No one would quibble with the sentiment, unctuous and condescending though it may be. Aaron's forbearance was indeed remarkable; in many ways, he holds up better in history's eyes than the peer to whom he is often compared, Jackie Robinson—himself a "pillar of dignity"—whose outspokenness regrettably extended to the odd HUAC hearing and Nixon campaign stop.
No, what's unfortunate about Aaron's latest turn in the public eye is that he has been reduced to a sportswriter's cheap trope. The great slugger's dignity is of interest only insofar as it can be picked up by the likes of George Will and swung in the general direction of Barry Bonds. (As of Friday morning, Bonds stands just two home runs shy of Aaron's 755.) "As Barry Bonds continues his gimpy, joyless pursuit of such glory as he is eligible for," Will wrote, "consider the odyssey of Mobile's greatest native son." Or as a Cincinnati Post headline pronounced: "Safe To Say Bonds No Aaron." Of course, with Aaron, it has always been thus. It is the singular curse of his career: to be treated like a sandwich board for the prevailing attitudes of the day.
It was uglier a half-century ago. Aaron hit the majors in 1954, after a stint in the Negro Leagues and a year with the Milwaukee Braves' affiliate in the South Atlantic League, which he helped integrate. As baseball historian Jules Tygiel points out, his timing was impeccable—Aaron was one of the first black ballplayers whose career unfolded more or less naturally, without segregation or war chipping away at his prime.
Once in the bigs, he quickly became, as a comically obtuse 1958 New York Times Magazine profile put it, "a symbol of a new era of slugging," a savage of preternatural talent. (The headline: "The Panther at the Plate.") "Aaron brings to baseball an atavistic ... single-mindedness," William Barry Furlong wrote, going on to describe the "somniferous-looking" Aaron's "insouciance" and "indolence" and taking care to twice point out his "shuffling" gait. No mention was made of Aaron's thorough preparation, before which even Ted Williams salaamed. The Times was far from the only offender. Even Aaron's first manager, Charlie Grimm, went in for this nonsense. He liked to call Aaron "Stepin Fetchit."
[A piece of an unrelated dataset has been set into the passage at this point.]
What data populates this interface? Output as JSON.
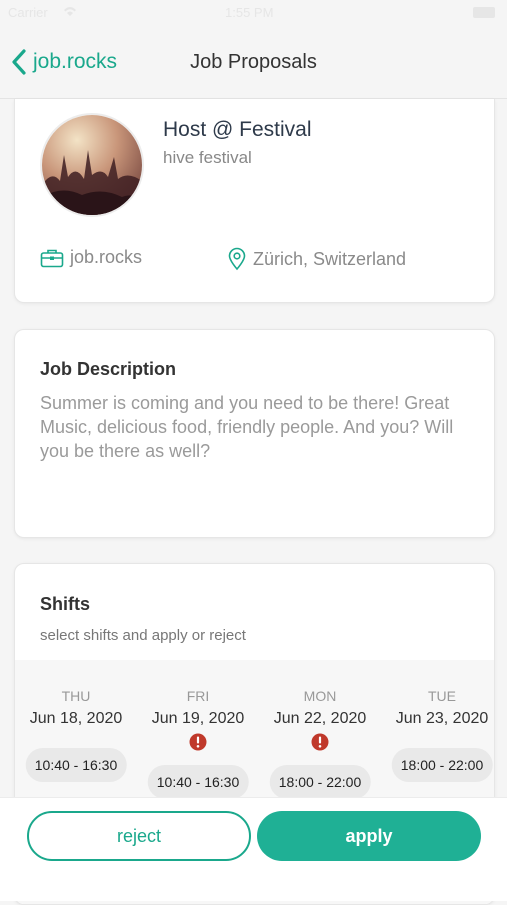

Some of this was surely a product of Aaron's shy and unadorned personality at the time, which offered the media little but a bare armature on which to shape whatever they wished. He didn't have Willie Mays' élan; his hat didn't whip off whenever he rounded second. He drove a Chevy Caprice. "Grace in a gray flannel suit," one writer called him.
Likewise, Aaron's performance over 23 seasons—consistently very good, occasionally great, always a notch or two below Mays'—lacked the dizzying peaks that give a career the flavor of personality. He never hit more than 47 home runs in a year, never hit better than .355, never had an on-base percentage higher than .410.